Kids are not the only ones who have meltdowns. Mamas do. It should come as no surprise.
Mamas are needed 24/7 (or at least I am). I have kids making requests (demands) at the same time, whining, pestering, arguing with each other, just bothering each other for the sake of bothering each other....wanting to touch me all the time.. and night time sleep is a mere memory.
I can't even explain what happens from day to day... there is just so much it just wears me out. Emotionally, physically, mentally... especially knowing that there will not be a reprieve for a very very long time.
Then I feel my hands start to shake, my shoulders around my ears... tension mounts, anxiety builds. I feel utterly incapable of accomplishing the basic tasks in life, going to the grocery store? Just thinking about it is more than overwhelming.
At some point I lose my patience and yell. It is not that I want to yell- really I don't. At the moment though I am usually tired and frustrated and really really wanting peace and quiet.
Some people are energized with social situations. Very rarely am I- I do not like to be around large groups of people-- even kids.

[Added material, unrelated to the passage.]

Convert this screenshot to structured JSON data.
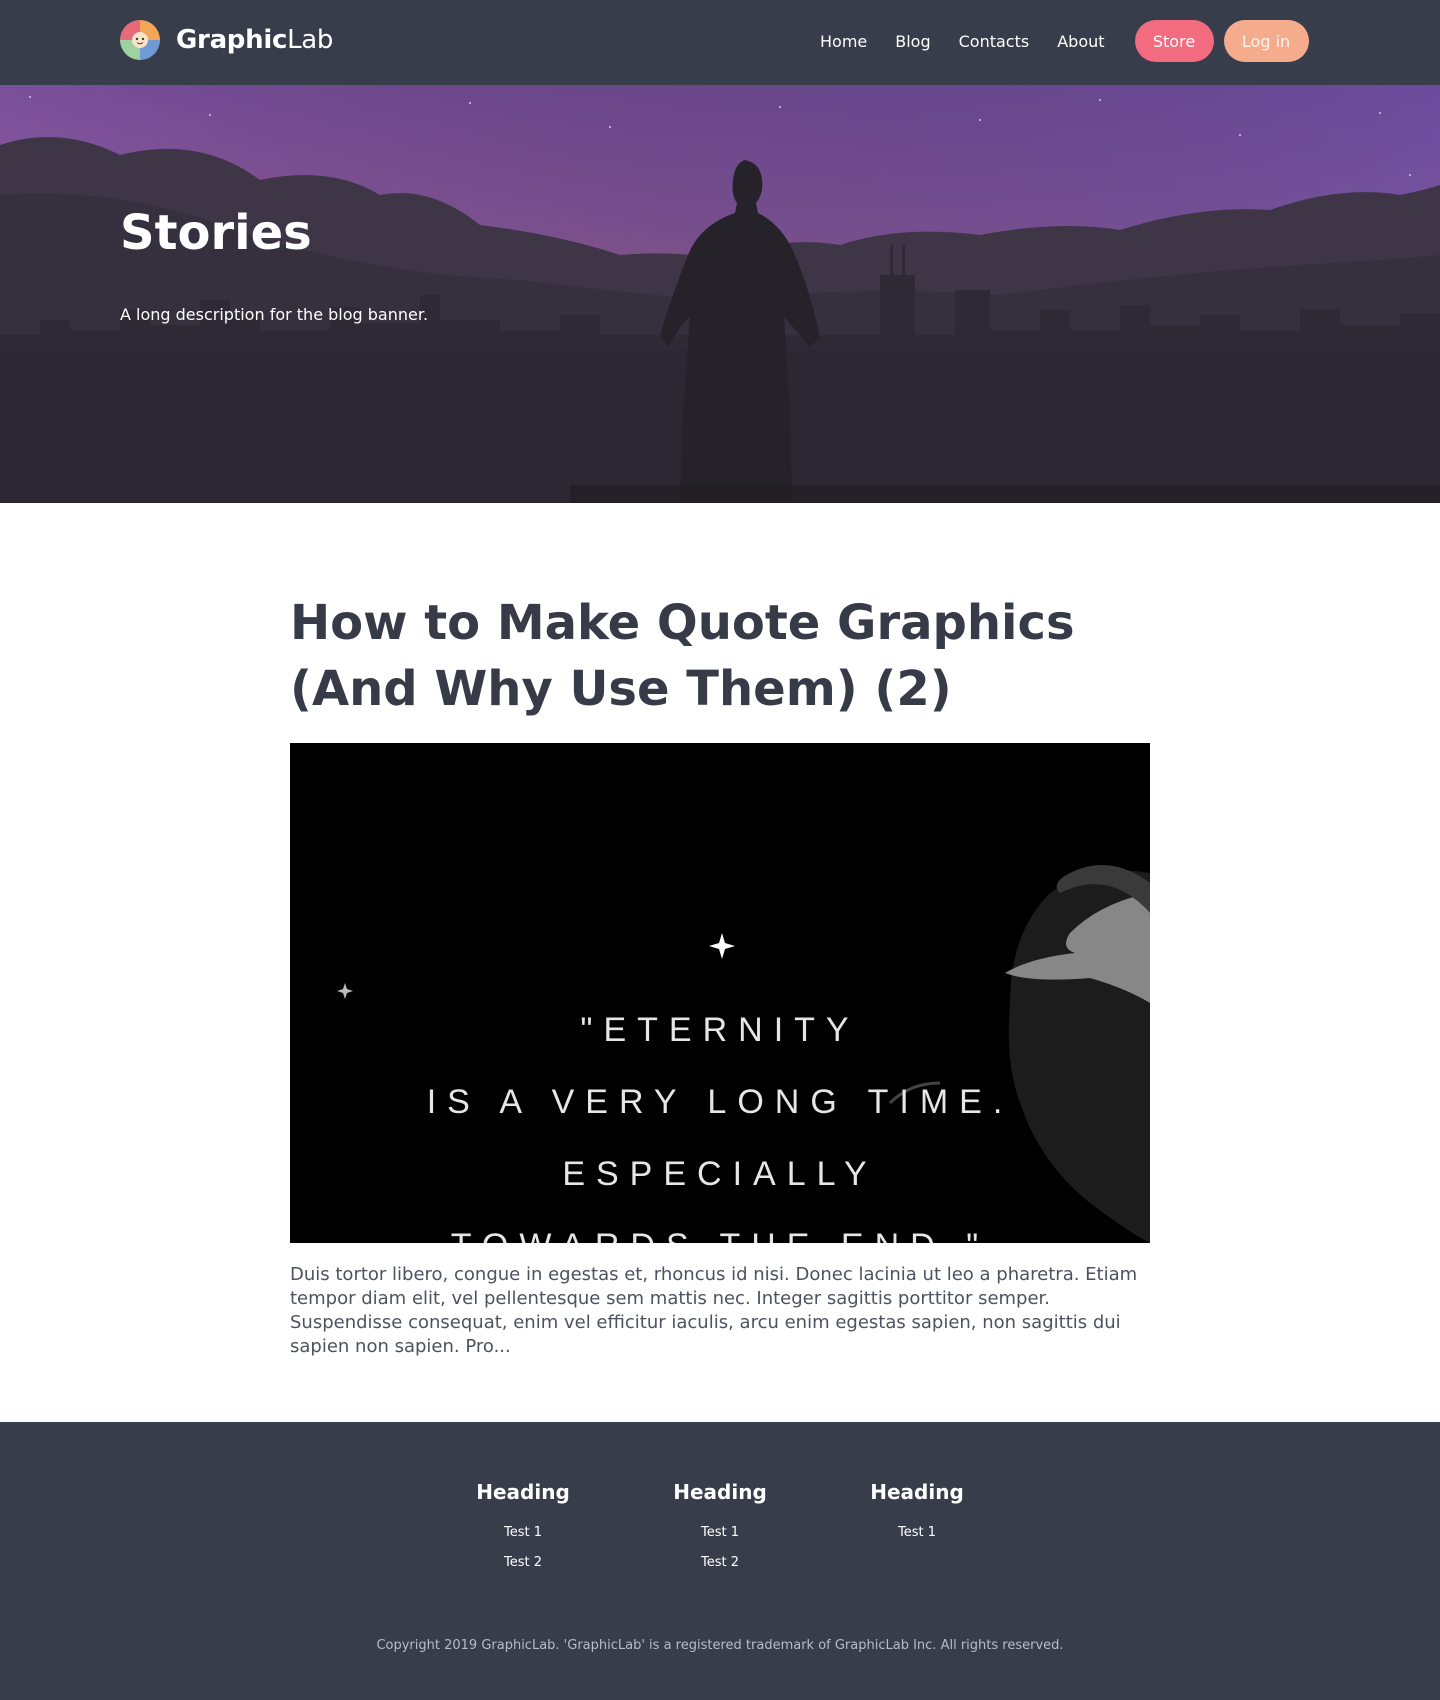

All of this left me on the phone the other day in desperation pleading for some support- to not feel so alone. Seriously considering calling a psychiatrist because what I was/am feeling cannot be normal. But maybe it is... maybe all (or most) moms have their patience tested to an inch of their sanity. Maybe if we all were honest about how a 72 hour pysch hold to sleep and not have to argue about not jumping on the dining room table may be a good idea, maybe then so many moms wouldn't feel so entirely alone so isolated, like they suck as a parent because locking the bathroom door to pee is the only way they can not have to deal with some form of chaos for a few moments.